Andrew Cuomo also brings special insight into the needs of cities to his new job as Governor of New York. Much of his career has focused on helping disadvantage people in cities. In 1986, he founded Housing Enterprise for the Less Privileged (HELP) which has become a national model of self-reliance and empowerment for the homeless. Cuomo has also served as New York State Attorney General and as U.S. Secretary of Housing and Urban Development. He was Chairman of the New York City Homeless Commission under Mayor David Dinkins.

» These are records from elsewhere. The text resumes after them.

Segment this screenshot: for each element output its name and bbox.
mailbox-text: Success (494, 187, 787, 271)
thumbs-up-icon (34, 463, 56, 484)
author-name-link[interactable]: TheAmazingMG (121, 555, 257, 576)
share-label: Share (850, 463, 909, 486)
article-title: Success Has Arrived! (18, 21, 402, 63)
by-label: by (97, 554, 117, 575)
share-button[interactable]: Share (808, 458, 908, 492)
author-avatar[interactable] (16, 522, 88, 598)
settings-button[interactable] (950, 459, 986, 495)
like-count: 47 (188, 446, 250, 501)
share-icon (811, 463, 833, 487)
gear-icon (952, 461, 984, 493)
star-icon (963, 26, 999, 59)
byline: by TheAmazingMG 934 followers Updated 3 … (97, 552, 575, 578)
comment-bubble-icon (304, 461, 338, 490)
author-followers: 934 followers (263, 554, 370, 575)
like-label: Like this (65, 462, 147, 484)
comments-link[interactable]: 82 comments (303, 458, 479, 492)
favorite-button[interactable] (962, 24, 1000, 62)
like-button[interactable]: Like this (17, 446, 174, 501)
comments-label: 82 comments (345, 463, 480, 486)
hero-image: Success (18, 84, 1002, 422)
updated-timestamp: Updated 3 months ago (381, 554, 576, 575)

Martin O’Malley, who won re-election to a second term as governor of Maryland, is a former two-term mayor of Baltimore. O’Malley was also just elected chairman of the Democratic Governors Association. He has vowed that “Democratic governors will lead the way back to our party’s resurgence,” and urged his fellow Democratic governors not to run away from progressive values.
Deval Patrick won re-election as Governor of Massachusetts. With the imminent departure of New York Governor David Paterson, he will be the only African American governor in the country. Governor Patrick rose from a tough childhood in inner city Chicago to become a graduate of Harvard Law School. He went on to become a civil rights lawyer with the NAACP and Assistant Secretary for Civil Rights in the Clinton Justice Department.
While Brown, Cuomo, O’Malley and Patrick are not the only progressive governors who will take office in January, their states contain some of the nation’s largest metropolitan areas and will be indicators of how well the nation is doing in the effort to bring jobs and prosperity back to our cities.
Marc Morial is the president and CEO of the National Urban League.